May is National Moving Month and every year more than 40 million Americans will move, according to the American Moving and Storage Association. As you pack up your belongings and move across town or across the country, make sure you don’t forget to “pack” your insurance coverage.

Home Sweet (New) Home

When you move from an apartment to a house or house to house or apartment to apartment or condo to… well, you get the idea… your homeowners or renters insurance won’t follow on its own. Because a homeowners or renters insurance policy takes into account factors such as the building material used to construct your home, fire prevention systems like smoke detectors, sprinklers, etc., moving to a new home means that these factors could very well change, and as your risk changes, so should your insurance.

Depending on whether your move is across the street or across the country it’s important that you discuss your move with one of our Baldwin / Welsh & Parker Trusted Choice ® Independent Insurance Agents.

Is my stuff covered during the move?

Let’s say that you’ve got everything but the kitchen sink (which you’ve left for the people moving into your old home) packed into the truck for the big move, but there’s an accident with the truck and as a result antiques, carefully packed china and the 60” flat screen are all damaged beyond repair. Are you covered?

Well, that depends on whether you’re moving the items yourself or have contracted with professional movers and where you’re moving to. If you use a professional moving company, under federal law interstate movers are liable for the replacement value of lost or damaged items, so if you’re moving from North Dakota to North Carolina the moving company is liable for your belongings. However, they may present you with different options for coverage, including Full Value or Released Value. According to the US Department of Transportation, Full Value is more comprehensive coverage but it may cost more out of pocket, whereas Released Value is offered at no additional cost, but may only cover your belongings up to 60 cents on the dollar. If you opt for the Full Value, make sure you have an up-to-date estimated value for the belongings you’ll be moving. If you have an accurate and comprehensive home inventory, this shouldn’t be too difficult of a task.
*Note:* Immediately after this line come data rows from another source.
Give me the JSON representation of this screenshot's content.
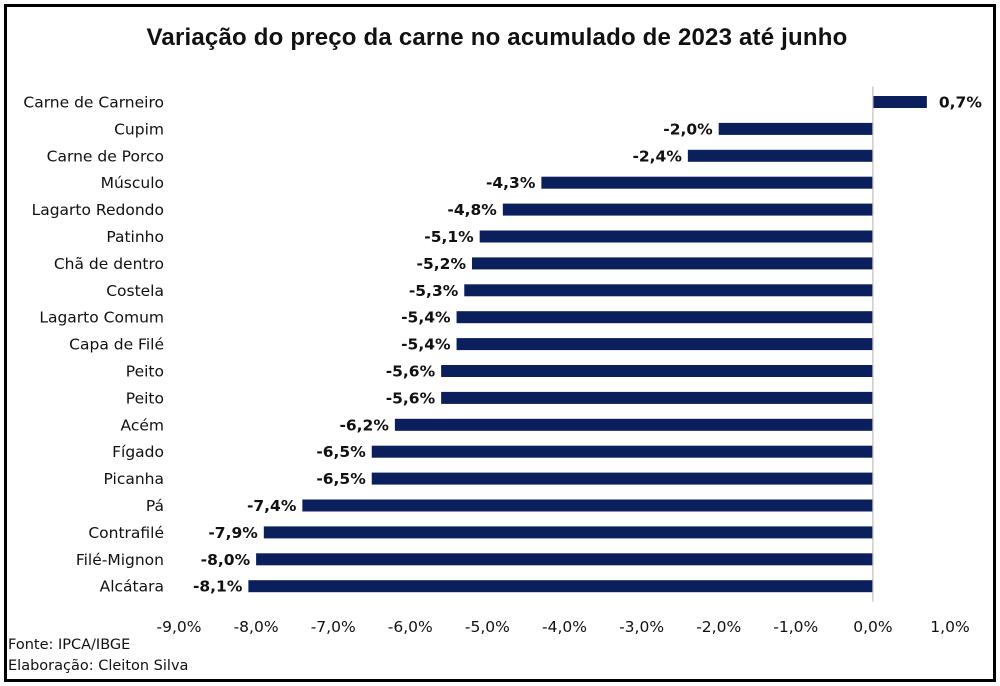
{
  "chart_data": {
    "type": "bar",
    "orientation": "horizontal",
    "title": "Variação do preço da carne no acumulado de 2023 até junho",
    "categories": [
      "Carne de Carneiro",
      "Cupim",
      "Carne de Porco",
      "Músculo",
      "Lagarto Redondo",
      "Patinho",
      "Chã de dentro",
      "Costela",
      "Lagarto Comum",
      "Capa de Filé",
      "Peito",
      "Peito",
      "Acém",
      "Fígado",
      "Picanha",
      "Pá",
      "Contrafilé",
      "Filé-Mignon",
      "Alcátara"
    ],
    "values": [
      0.7,
      -2.0,
      -2.4,
      -4.3,
      -4.8,
      -5.1,
      -5.2,
      -5.3,
      -5.4,
      -5.4,
      -5.6,
      -5.6,
      -6.2,
      -6.5,
      -6.5,
      -7.4,
      -7.9,
      -8.0,
      -8.1
    ],
    "data_labels": [
      "0,7%",
      "-2,0%",
      "-2,4%",
      "-4,3%",
      "-4,8%",
      "-5,1%",
      "-5,2%",
      "-5,3%",
      "-5,4%",
      "-5,4%",
      "-5,6%",
      "-5,6%",
      "-6,2%",
      "-6,5%",
      "-6,5%",
      "-7,4%",
      "-7,9%",
      "-8,0%",
      "-8,1%"
    ],
    "xlim": [
      -9.0,
      1.0
    ],
    "xticks": [
      -9.0,
      -8.0,
      -7.0,
      -6.0,
      -5.0,
      -4.0,
      -3.0,
      -2.0,
      -1.0,
      0.0,
      1.0
    ],
    "xtick_labels": [
      "-9,0%",
      "-8,0%",
      "-7,0%",
      "-6,0%",
      "-5,0%",
      "-4,0%",
      "-3,0%",
      "-2,0%",
      "-1,0%",
      "0,0%",
      "1,0%"
    ],
    "xlabel": "",
    "ylabel": "",
    "grid": false,
    "legend": "none",
    "bar_color": "#0a1f5c",
    "axis_color": "#bfbfbf"
  },
  "footer": {
    "source": "Fonte: IPCA/IBGE",
    "credit": "Elaboração: Cleiton Silva"
  }
}
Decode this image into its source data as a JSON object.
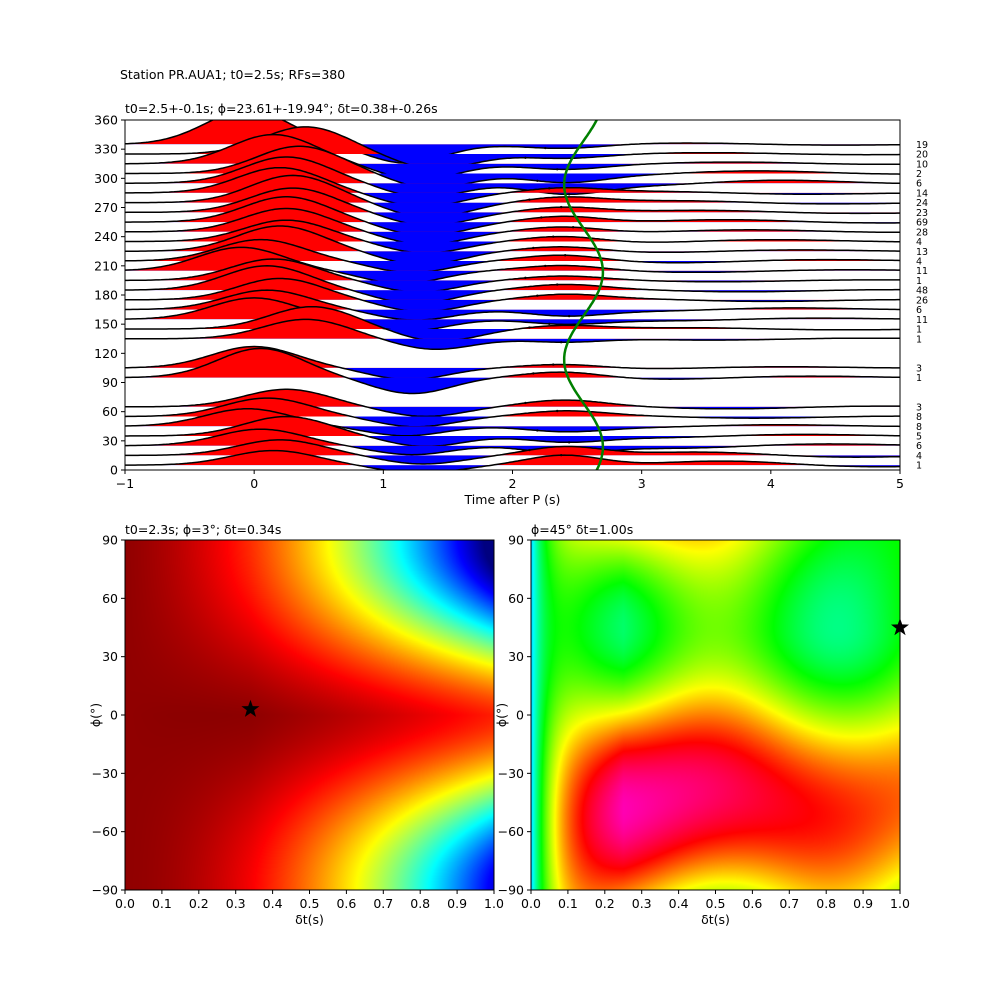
{
  "suptitle": "Station PR.AUA1; t0=2.5s; RFs=380",
  "chart_data": [
    {
      "type": "line",
      "title": "t0=2.5+-0.1s; ϕ=23.61+-19.94°; δt=0.38+-0.26s",
      "xlabel": "Time after P (s)",
      "xlim": [
        -1,
        5
      ],
      "ylim": [
        0,
        360
      ],
      "xticks": [
        "−1",
        "0",
        "1",
        "2",
        "3",
        "4",
        "5"
      ],
      "xtick_values": [
        -1,
        0,
        1,
        2,
        3,
        4,
        5
      ],
      "yticks": [
        "0",
        "30",
        "60",
        "90",
        "120",
        "150",
        "180",
        "210",
        "240",
        "270",
        "300",
        "330",
        "360"
      ],
      "ytick_values": [
        0,
        30,
        60,
        90,
        120,
        150,
        180,
        210,
        240,
        270,
        300,
        330,
        360
      ],
      "fill_colors": {
        "positive": "#ff0000",
        "negative": "#0000ff"
      },
      "curve_color": "#008000",
      "traces": [
        {
          "baz": 5,
          "count": "1",
          "amp": 15,
          "lag": 0.15,
          "late": 12
        },
        {
          "baz": 15,
          "count": "4",
          "amp": 16,
          "lag": 0.2,
          "late": 10
        },
        {
          "baz": 25,
          "count": "6",
          "amp": 17,
          "lag": 0.05,
          "late": -8
        },
        {
          "baz": 35,
          "count": "5",
          "amp": 20,
          "lag": 0.25,
          "late": -6
        },
        {
          "baz": 45,
          "count": "8",
          "amp": 18,
          "lag": -0.05,
          "late": -5
        },
        {
          "baz": 55,
          "count": "8",
          "amp": 19,
          "lag": 0.1,
          "late": 5
        },
        {
          "baz": 65,
          "count": "3",
          "amp": 18,
          "lag": 0.25,
          "late": 6
        },
        {
          "baz": 95,
          "count": "1",
          "amp": 30,
          "lag": 0.05,
          "late": 6
        },
        {
          "baz": 105,
          "count": "3",
          "amp": 22,
          "lag": 0.0,
          "late": 4
        },
        {
          "baz": 135,
          "count": "1",
          "amp": 20,
          "lag": 0.4,
          "late": -4
        },
        {
          "baz": 145,
          "count": "1",
          "amp": 23,
          "lag": 0.45,
          "late": 4
        },
        {
          "baz": 155,
          "count": "11",
          "amp": 22,
          "lag": 0.0,
          "late": -5
        },
        {
          "baz": 165,
          "count": "6",
          "amp": 20,
          "lag": 0.1,
          "late": -6
        },
        {
          "baz": 175,
          "count": "26",
          "amp": 22,
          "lag": 0.2,
          "late": 5
        },
        {
          "baz": 185,
          "count": "48",
          "amp": 25,
          "lag": 0.1,
          "late": 5
        },
        {
          "baz": 195,
          "count": "1",
          "amp": 22,
          "lag": 0.15,
          "late": 4
        },
        {
          "baz": 205,
          "count": "11",
          "amp": 24,
          "lag": -0.1,
          "late": 5
        },
        {
          "baz": 215,
          "count": "4",
          "amp": 22,
          "lag": 0.05,
          "late": 6
        },
        {
          "baz": 225,
          "count": "13",
          "amp": 26,
          "lag": 0.2,
          "late": 5
        },
        {
          "baz": 235,
          "count": "4",
          "amp": 22,
          "lag": 0.25,
          "late": 6
        },
        {
          "baz": 245,
          "count": "28",
          "amp": 24,
          "lag": 0.25,
          "late": 6
        },
        {
          "baz": 255,
          "count": "69",
          "amp": 26,
          "lag": 0.25,
          "late": 7
        },
        {
          "baz": 265,
          "count": "23",
          "amp": 25,
          "lag": 0.3,
          "late": 6
        },
        {
          "baz": 275,
          "count": "24",
          "amp": 28,
          "lag": 0.3,
          "late": 6
        },
        {
          "baz": 285,
          "count": "14",
          "amp": 26,
          "lag": 0.2,
          "late": 5
        },
        {
          "baz": 295,
          "count": "6",
          "amp": 27,
          "lag": 0.25,
          "late": -10
        },
        {
          "baz": 305,
          "count": "2",
          "amp": 28,
          "lag": 0.35,
          "late": -8
        },
        {
          "baz": 315,
          "count": "10",
          "amp": 30,
          "lag": 0.15,
          "late": -5
        },
        {
          "baz": 325,
          "count": "20",
          "amp": 28,
          "lag": 0.4,
          "late": -4
        },
        {
          "baz": 335,
          "count": "19",
          "amp": 35,
          "lag": -0.05,
          "late": -4
        }
      ]
    },
    {
      "type": "heatmap",
      "title": "t0=2.3s; ϕ=3°; δt=0.34s",
      "xlabel": "δt(s)",
      "ylabel": "ϕ(°)",
      "xlim": [
        0,
        1
      ],
      "ylim": [
        -90,
        90
      ],
      "xticks": [
        "0.0",
        "0.1",
        "0.2",
        "0.3",
        "0.4",
        "0.5",
        "0.6",
        "0.7",
        "0.8",
        "0.9",
        "1.0"
      ],
      "xtick_values": [
        0,
        0.1,
        0.2,
        0.3,
        0.4,
        0.5,
        0.6,
        0.7,
        0.8,
        0.9,
        1.0
      ],
      "yticks": [
        "−90",
        "−60",
        "−30",
        "0",
        "30",
        "60",
        "90"
      ],
      "ytick_values": [
        -90,
        -60,
        -30,
        0,
        30,
        60,
        90
      ],
      "colormap": "jet",
      "marker": {
        "x": 0.34,
        "y": 3,
        "symbol": "star"
      }
    },
    {
      "type": "heatmap",
      "title": "ϕ=45° δt=1.00s",
      "xlabel": "δt(s)",
      "ylabel": "ϕ(°)",
      "xlim": [
        0,
        1
      ],
      "ylim": [
        -90,
        90
      ],
      "xticks": [
        "0.0",
        "0.1",
        "0.2",
        "0.3",
        "0.4",
        "0.5",
        "0.6",
        "0.7",
        "0.8",
        "0.9",
        "1.0"
      ],
      "xtick_values": [
        0,
        0.1,
        0.2,
        0.3,
        0.4,
        0.5,
        0.6,
        0.7,
        0.8,
        0.9,
        1.0
      ],
      "yticks": [
        "−90",
        "−60",
        "−30",
        "0",
        "30",
        "60",
        "90"
      ],
      "ytick_values": [
        -90,
        -60,
        -30,
        0,
        30,
        60,
        90
      ],
      "colormap": "hsv",
      "marker": {
        "x": 1.0,
        "y": 45,
        "symbol": "star"
      }
    }
  ]
}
If you’re renting a truck or a van for the move, the rental company may offer you some coverage. One argument for taking the coverage is that if something does go wrong and can be covered by the rental policy, a loss would not reflect on your own insurance coverage, but again, the coverage they offer may not be enough to replace or repair damaged or lost items. Talk to our agents about how your existing coverage would respond to a loss.

Mind the Gap

You have coverage for the contents of your home under a standard homeowners or renter’s insurance policy, so the best option to protect those contents (and a Trusted Choice agent can help with this) is to make sure that there is no gap of time between the expiration or cancellation of your policy on the home you’re moving out of and the effective start date for the policy for the home you’re moving into- one way to do this is to have the new policy start the day you are planning on moving. Not only would this help provide coverage for your contents, but it would also provide you with personal liability coverage during the time of the move.

Because our agents have the ability to work with multiple insurance companies, we can work to help you find the coverage that’s right for your new place and for getting you and your belongings there.